Seis meses após o rompimento, esbarraram-se no mercado central. Ela congelou ao vê-lo, seu corpo contraiu-se num espasmo curto.
- Como é bom rever-te bem, Dulce! Estás mais bonita. Emagreceste!
- O mérito é todo teu.
- ?
- Sofrimento combinado à inapetência é um coquetel infalível, meu caro.
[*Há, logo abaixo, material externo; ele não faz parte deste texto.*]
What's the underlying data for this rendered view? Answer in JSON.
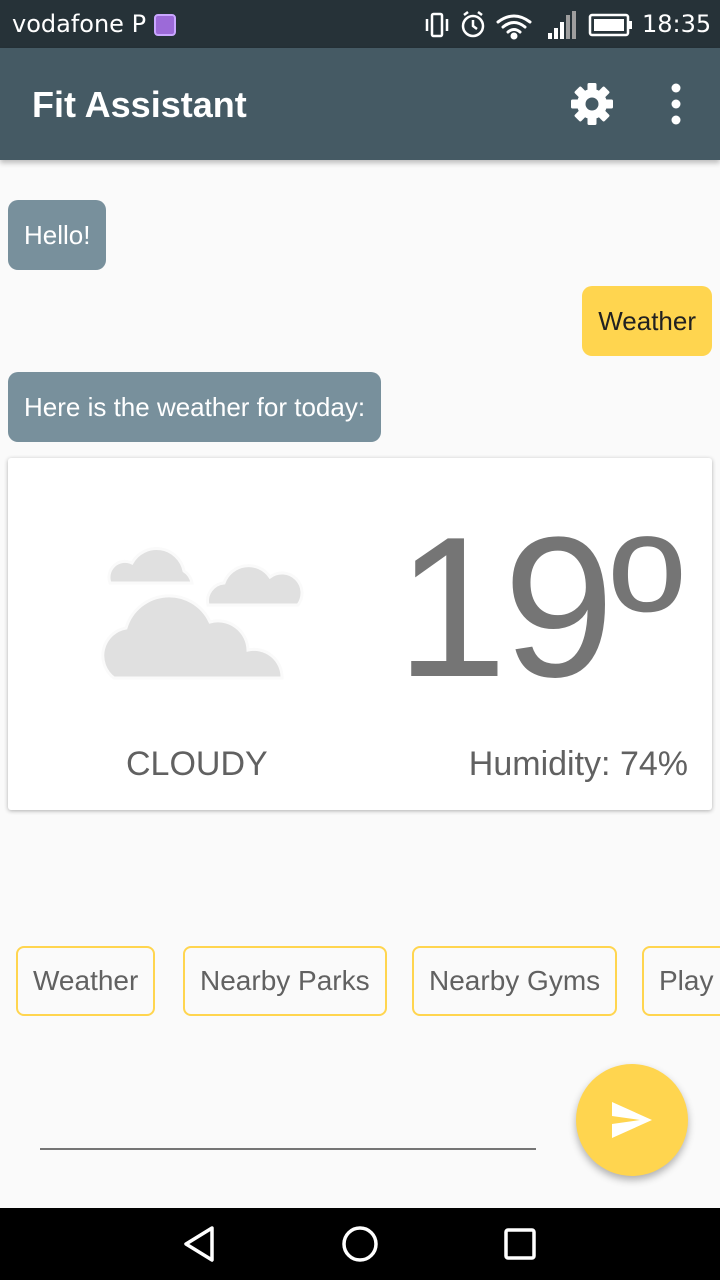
{
  "status_bar": {
    "carrier": "vodafone P",
    "time": "18:35",
    "icons": [
      "vibrate-icon",
      "alarm-icon",
      "wifi-icon",
      "signal-icon",
      "battery-icon"
    ]
  },
  "app_bar": {
    "title": "Fit Assistant",
    "background": "#455a64",
    "icons": [
      "settings-gear-icon",
      "overflow-menu-icon"
    ]
  },
  "chat": {
    "messages": [
      {
        "sender": "bot",
        "text": "Hello!"
      },
      {
        "sender": "user",
        "text": "Weather"
      },
      {
        "sender": "bot",
        "text": "Here is the weather for today:"
      }
    ],
    "bot_bubble_color": "#78909c",
    "user_bubble_color": "#ffd54f"
  },
  "weather_card": {
    "icon": "cloudy-icon",
    "temperature": "19º",
    "condition": "CLOUDY",
    "humidity": "Humidity: 74%"
  },
  "suggestions": [
    "Weather",
    "Nearby Parks",
    "Nearby Gyms",
    "Play"
  ],
  "composer": {
    "input_value": "",
    "send_icon": "send-icon",
    "accent": "#ffd54f"
  },
  "nav_bar": {
    "icons": [
      "back-icon",
      "home-icon",
      "recents-icon"
    ]
  }
}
Deixa qualquer Spa no chinelo.
Sem graça, ele olhou-a bem no fundo dos olhos e com 180 dias de atraso disse:
- Perdoa-me pela minha incapacidade, pela maneira brutal como parti.
Os olhos de Dulce ficaram quentes e úmidos, seu rosto estava em brasa. Ela pensou que despejaria ali toda a sua dor, ira, desprezo e incompreensão. Que finalmente chegara o momento de cuspir todos os cacos de vidros que engolira, o fel; que o esmurraria, que cobraria a conta do analista, da farmácia; que o insultaria e pediria o ressarcimento por todos os danos, pelas poucas horas de sono, pelos dias não vividos, por cada ruga, pela memória quase perdida, pelo riso esquecido, pelos sonhos mofados. Mas para sua surpresa, não disse nada.
- Dulce, se pudesse voltar o tempo...
- Não podes.
- Eu sei, mas se pudesse, ajoelharia a teus pés (e já foi ajoelhando) e imploraria teu perdão. Pediria mais uma ‘última chance’. Eu sei, eu sei... já me deste a última chance pelo menos duas vezes, mas, Dulce, descobri que é a ti quem amo. Eu sinto tua falta.
Respirou fundo. Depois, serena e compassadamente, falou:
- Dá-me uma boa razão. Convença-me que mereces.
Amaro suou frio. Não podia desperdiçar a oportunidade. Então resolveu apelar para Deus.
- Porque és boa, Dulce. Tu és cristã e como tal compreendes que todos cometem erros e se os reconhecem são dignos de uma segunda chance.
Como é engraçado ver o ser humano em estado de desespero. Amaro ali súplice, na sua frente, de joelhos... por muito menos, ela o teria recebido de volta.
- Encontra-me amanhã, às três da tarde, em frente à Catedral.
No dia seguinte, às três horas em ponto, ele estava lá.
Um vendedor de flores aproximou-se e pôs-lhe um envelope nas mãos.
- Uma dona pediu para entregar, moço.

Amaro, podes escolher. Vá 1) PARA O INFERNO ou 2) PARA A PUTA QUE TE PARIU. Para teres certeza da nobreza de minha alma, certifiquei-me quanto aos endereços. Se ambos não forem o mesmo lugar, certamente devem ser casas vizinhas, de modo que não perderás a viagem.
P.S.: Bondade tem limite.
P.S2.: Se tinhas dúvidas, agora sabes: o Diabo também existe.